I was going to say I find something puzzling about the bond market, but I think I've figured it out. Last year ended with the market expecting 2 rate hikes from the Fed (0.25% each). And now the market expects about 6, an increase of 1%. If you look at BND performance YTD, it's -6.8%. Given BND with a 6.8 duration, that's the exact loss you'd expect from a 1% rate hike.
https://www.morningstar.com/etfs/xnas/bnd/performance
Maybe keep shorting bond funds, in a defined-risk way. If the market expects only 1.5% in rate hikes this year, and NO rate hikes for the next 5.8 years, I'd suggest that is unreasonable.

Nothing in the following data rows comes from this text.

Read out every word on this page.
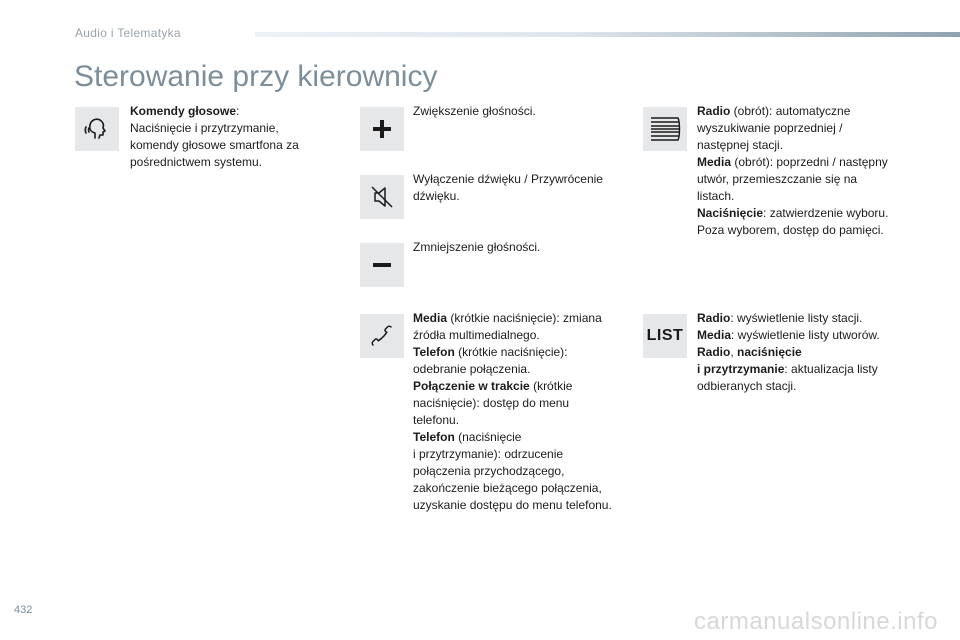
Audio i Telematyka
Sterowanie przy kierownicy
Komendy głosowe:
Naciśnięcie i przytrzymanie,
komendy głosowe smartfona za
pośrednictwem systemu.
Zwiększenie głośności.
Wyłączenie dźwięku / Przywrócenie
dźwięku.
Zmniejszenie głośności.
Media (krótkie naciśnięcie): zmiana
źródła multimedialnego.
Telefon (krótkie naciśnięcie):
odebranie połączenia.
Połączenie w trakcie (krótkie
naciśnięcie): dostęp do menu
telefonu.
Telefon (naciśnięcie
i przytrzymanie): odrzucenie
połączenia przychodzącego,
zakończenie bieżącego połączenia,
uzyskanie dostępu do menu telefonu.
Radio (obrót): automatyczne
wyszukiwanie poprzedniej /
następnej stacji.
Media (obrót): poprzedni / następny
utwór, przemieszczanie się na
listach.
Naciśnięcie: zatwierdzenie wyboru.
Poza wyborem, dostęp do pamięci.
LIST
Radio: wyświetlenie listy stacji.
Media: wyświetlenie listy utworów.
Radio, naciśnięcie
i przytrzymanie: aktualizacja listy
odbieranych stacji.
432	carmanualsonline.info
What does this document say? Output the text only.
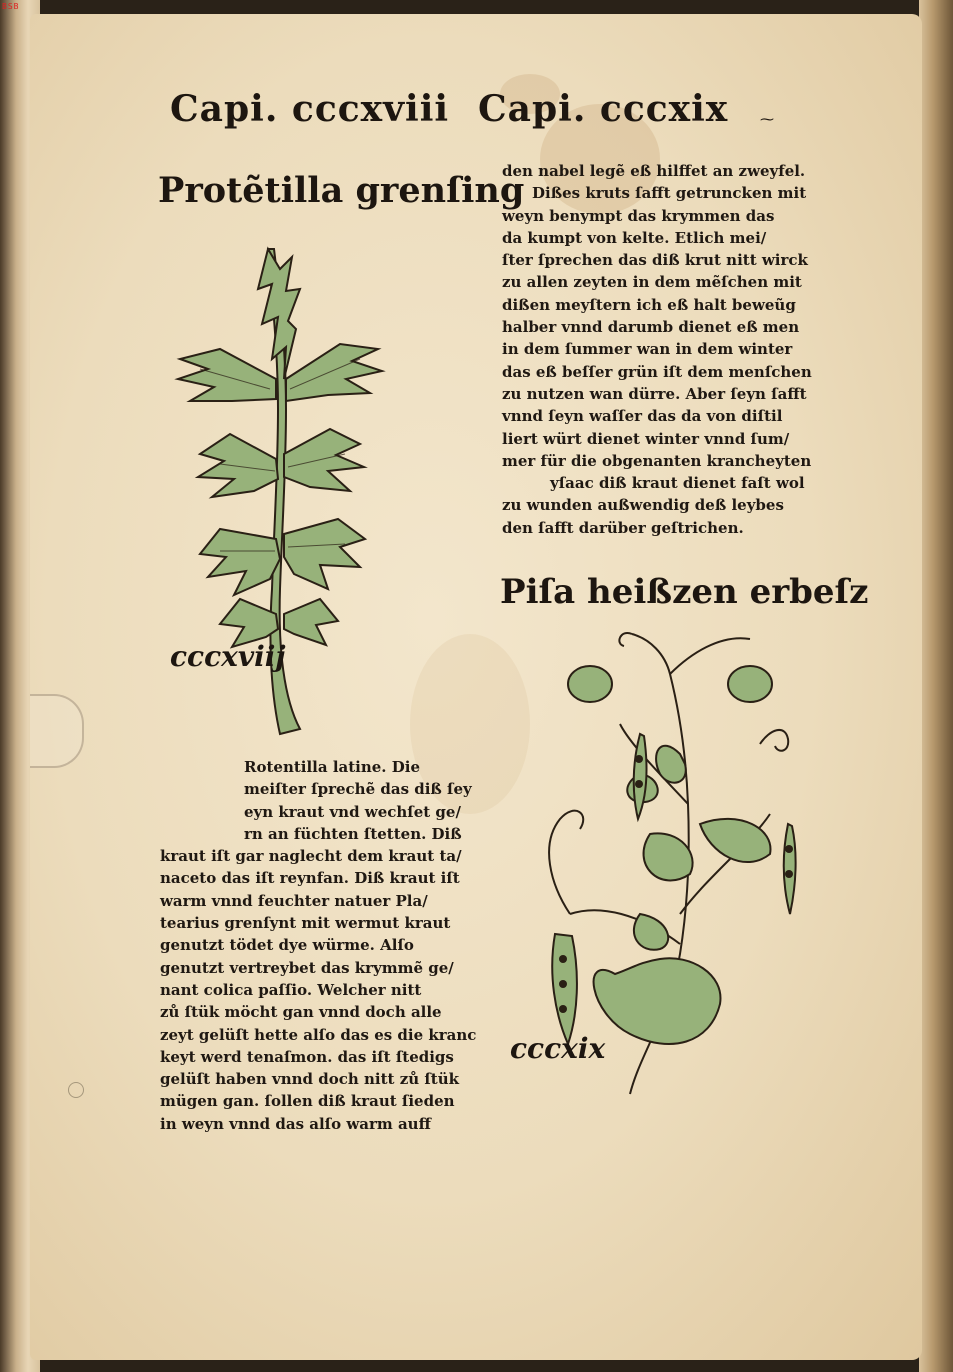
Capi. cccxviii Capi. cccxix ⁓
Protẽtilla grenſing
cccxviij
Rotentilla latine. Die
meiſter ſprechẽ das diß ſey
eyn kraut vnd wechſet ge/
rn an füchten ſtetten. Diß
kraut iſt gar naglecht dem kraut ta/
naceto das iſt reynfan. Diß kraut iſt
warm vnnd feuchter natuer Pla/
tearius grenſynt mit wermut kraut
genutzt tödet dye würme. Alſo
genutzt vertreybet das krymmẽ ge/
nant colica paſſio. Welcher nitt
zů ſtük möcht gan vnnd doch alle
zeyt gelüſt hette alſo das es die kranc
keyt werd tenaſmon. das iſt ſtedigs
gelüſt haben vnnd doch nitt zů ſtük
mügen gan. ſollen diß kraut ſieden
in weyn vnnd das alſo warm auff
den nabel legẽ eß hilffet an zweyfel.
Dißes kruts ſafft getruncken mit
weyn benympt das krymmen das
da kumpt von kelte. Etlich mei/
ſter ſprechen das diß krut nitt wirck
zu allen zeyten in dem mẽſchen mit
dißen meyſtern ich eß halt beweũg
halber vnnd darumb dienet eß men
in dem ſummer wan in dem winter
das eß beſſer grün iſt dem menſchen
zu nutzen wan dürre. Aber ſeyn ſafft
vnnd ſeyn waſſer das da von diſtil
liert würt dienet winter vnnd ſum/
mer für die obgenanten krancheyten
yſaac diß kraut dienet faſt wol
zu wunden außwendig deß leybes
den ſafft darüber geſtrichen.
Piſa heißzen erbeſz
cccxix
BSB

The only way such an expectation could be fulfilled would be if.... a major disinflationary financial crisis occurred like a housing crash, crypto crash, stock crash, banking crisis due to bond market losses... Oh snap, that's exactly what the bond market is telling us will happen.

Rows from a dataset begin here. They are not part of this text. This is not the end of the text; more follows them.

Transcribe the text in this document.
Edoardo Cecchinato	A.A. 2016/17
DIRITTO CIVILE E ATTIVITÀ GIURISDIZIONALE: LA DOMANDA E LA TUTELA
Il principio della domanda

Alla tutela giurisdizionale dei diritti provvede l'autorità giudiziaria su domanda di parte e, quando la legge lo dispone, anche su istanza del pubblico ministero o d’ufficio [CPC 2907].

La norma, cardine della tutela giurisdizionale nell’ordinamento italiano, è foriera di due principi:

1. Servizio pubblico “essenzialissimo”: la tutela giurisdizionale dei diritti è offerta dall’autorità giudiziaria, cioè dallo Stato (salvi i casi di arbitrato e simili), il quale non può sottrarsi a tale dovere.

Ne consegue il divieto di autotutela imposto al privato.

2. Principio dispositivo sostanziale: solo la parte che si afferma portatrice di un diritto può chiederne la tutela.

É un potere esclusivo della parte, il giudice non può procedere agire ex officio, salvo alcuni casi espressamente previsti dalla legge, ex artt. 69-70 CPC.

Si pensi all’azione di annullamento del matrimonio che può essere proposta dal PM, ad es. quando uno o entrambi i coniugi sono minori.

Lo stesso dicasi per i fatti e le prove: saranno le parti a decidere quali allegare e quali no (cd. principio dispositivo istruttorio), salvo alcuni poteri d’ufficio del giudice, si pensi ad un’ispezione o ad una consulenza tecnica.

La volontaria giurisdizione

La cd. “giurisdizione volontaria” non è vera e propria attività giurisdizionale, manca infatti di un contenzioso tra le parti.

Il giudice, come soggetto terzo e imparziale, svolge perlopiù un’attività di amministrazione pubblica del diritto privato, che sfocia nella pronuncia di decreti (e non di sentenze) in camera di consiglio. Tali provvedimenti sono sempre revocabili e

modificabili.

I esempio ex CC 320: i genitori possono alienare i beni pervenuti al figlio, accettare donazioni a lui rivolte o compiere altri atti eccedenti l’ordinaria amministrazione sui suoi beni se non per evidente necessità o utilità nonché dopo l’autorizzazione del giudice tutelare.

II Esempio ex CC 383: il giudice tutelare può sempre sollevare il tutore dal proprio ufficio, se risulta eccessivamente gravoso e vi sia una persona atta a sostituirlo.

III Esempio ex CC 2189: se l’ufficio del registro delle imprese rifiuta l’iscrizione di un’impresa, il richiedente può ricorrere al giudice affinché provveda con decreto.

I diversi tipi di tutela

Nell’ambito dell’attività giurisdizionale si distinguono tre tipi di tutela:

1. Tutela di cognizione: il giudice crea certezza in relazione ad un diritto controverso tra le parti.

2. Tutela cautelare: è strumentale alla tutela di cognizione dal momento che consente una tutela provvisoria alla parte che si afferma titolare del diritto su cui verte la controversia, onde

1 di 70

Two months ago, I can believe 1.75% was the expected Fed funds rate at year end. Now the market expects 3.25% ... yet even long-term treasuries are yielding less than 3.25%. Markets don't generally predict a yield curve inversion, and right now consensus is for no recession (I disagree). So if there's no yield inversion, then longer duration treasuries need to have higher yield (by definition).

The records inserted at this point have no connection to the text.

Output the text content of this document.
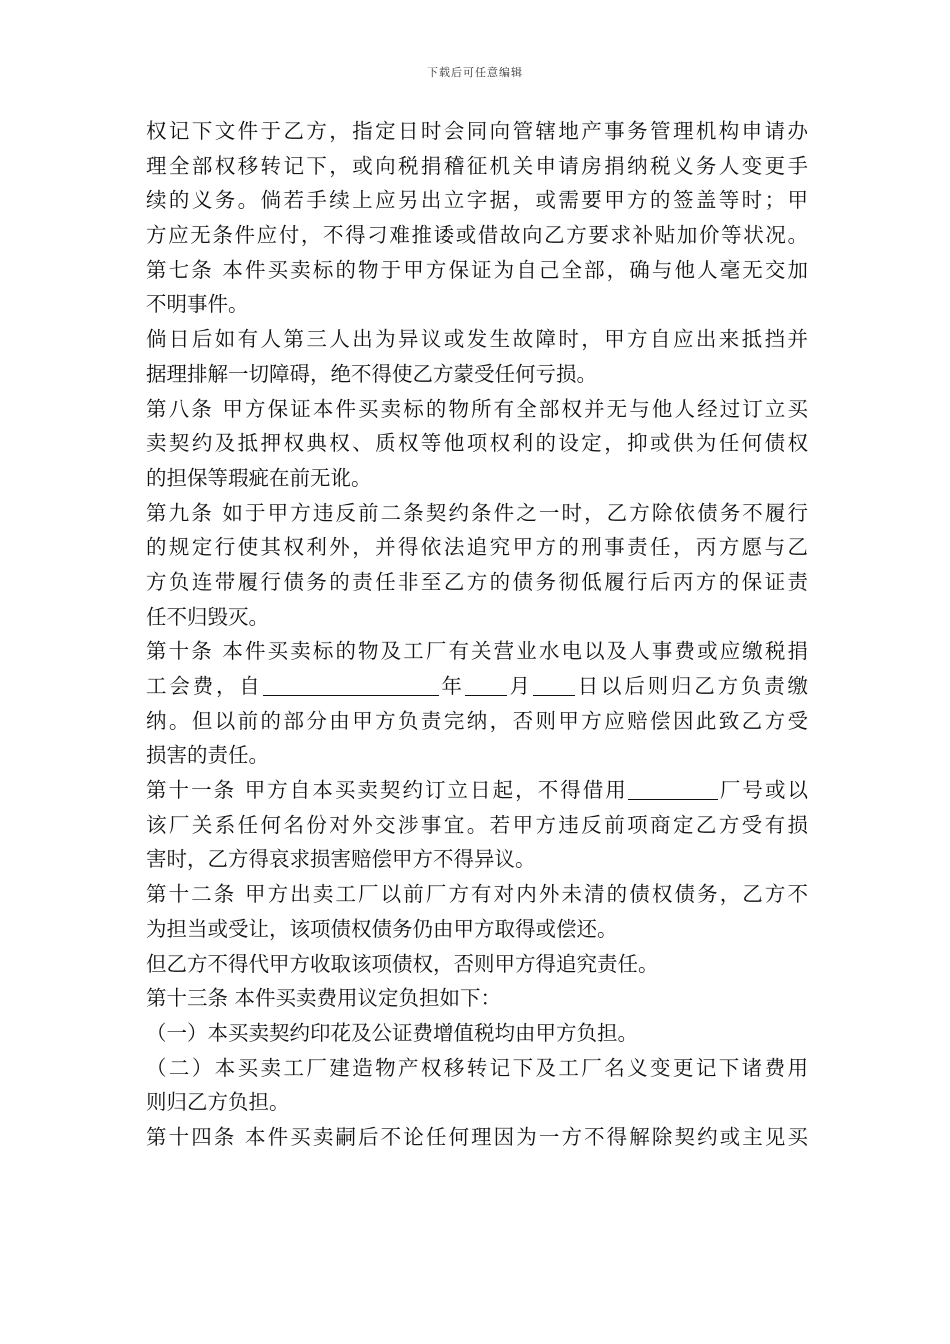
下载后可任意编辑
权记下文件于乙方，指定日时会同向管辖地产事务管理机构申请办
理全部权移转记下，或向税捐稽征机关申请房捐纳税义务人变更手
续的义务。倘若手续上应另出立字据，或需要甲方的签盖等时；甲
方应无条件应付，不得刁难推诿或借故向乙方要求补贴加价等状况。
第七条 本件买卖标的物于甲方保证为自己全部，确与他人毫无交加
不明事件。
倘日后如有人第三人出为异议或发生故障时，甲方自应出来抵挡并
据理排解一切障碍，绝不得使乙方蒙受任何亏损。
第八条 甲方保证本件买卖标的物所有全部权并无与他人经过订立买
卖契约及抵押权典权、质权等他项权利的设定，抑或供为任何债权
的担保等瑕疵在前无讹。
第九条 如于甲方违反前二条契约条件之一时，乙方除依债务不履行
的规定行使其权利外，并得依法追究甲方的刑事责任，丙方愿与乙
方负连带履行债务的责任非至乙方的债务彻低履行后丙方的保证责
任不归毁灭。
第十条 本件买卖标的物及工厂有关营业水电以及人事费或应缴税捐
工会费，自	年 月 日以后则归乙方负责缴
纳。但以前的部分由甲方负责完纳，否则甲方应赔偿因此致乙方受
损害的责任。
第十一条 甲方自本买卖契约订立日起，不得借用	厂号或以
该厂关系任何名份对外交涉事宜。若甲方违反前项商定乙方受有损
害时，乙方得哀求损害赔偿甲方不得异议。
第十二条 甲方出卖工厂以前厂方有对内外未清的债权债务，乙方不
为担当或受让，该项债权债务仍由甲方取得或偿还。
但乙方不得代甲方收取该项债权，否则甲方得追究责任。
第十三条 本件买卖费用议定负担如下：
（一）本买卖契约印花及公证费增值税均由甲方负担。
（二）本买卖工厂建造物产权移转记下及工厂名义变更记下诸费用
则归乙方负担。
第十四条 本件买卖嗣后不论任何理因为一方不得解除契约或主见买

So the Fed funds rate will go from 0.75% now to 3.25% in Dec 2022. The inconsistency is that US Treasuries yield 3% now, so they don't fit that expectation. I can short US treasuries and wait for their yields to rise from 3% to 4%, all while only expected events take place.
BTW, I didn't pick 3.25% myself - it's a figure I've heard repeated over and over on Bloomberg TV and CNBC. Nobody talks about 2023 December, only 2022 December. So I think the market is ignoring 2023 for now, and waiting for more information from the June & July FOMC meetings.
So while I do not recommend this to anyone else, I've got an inverse or short position in bonds. I believe in most scenarios that will be profitable. If inflation and the stock market collapse at the same moment, it's nearly certain that investment takes a big loss extremely quickly.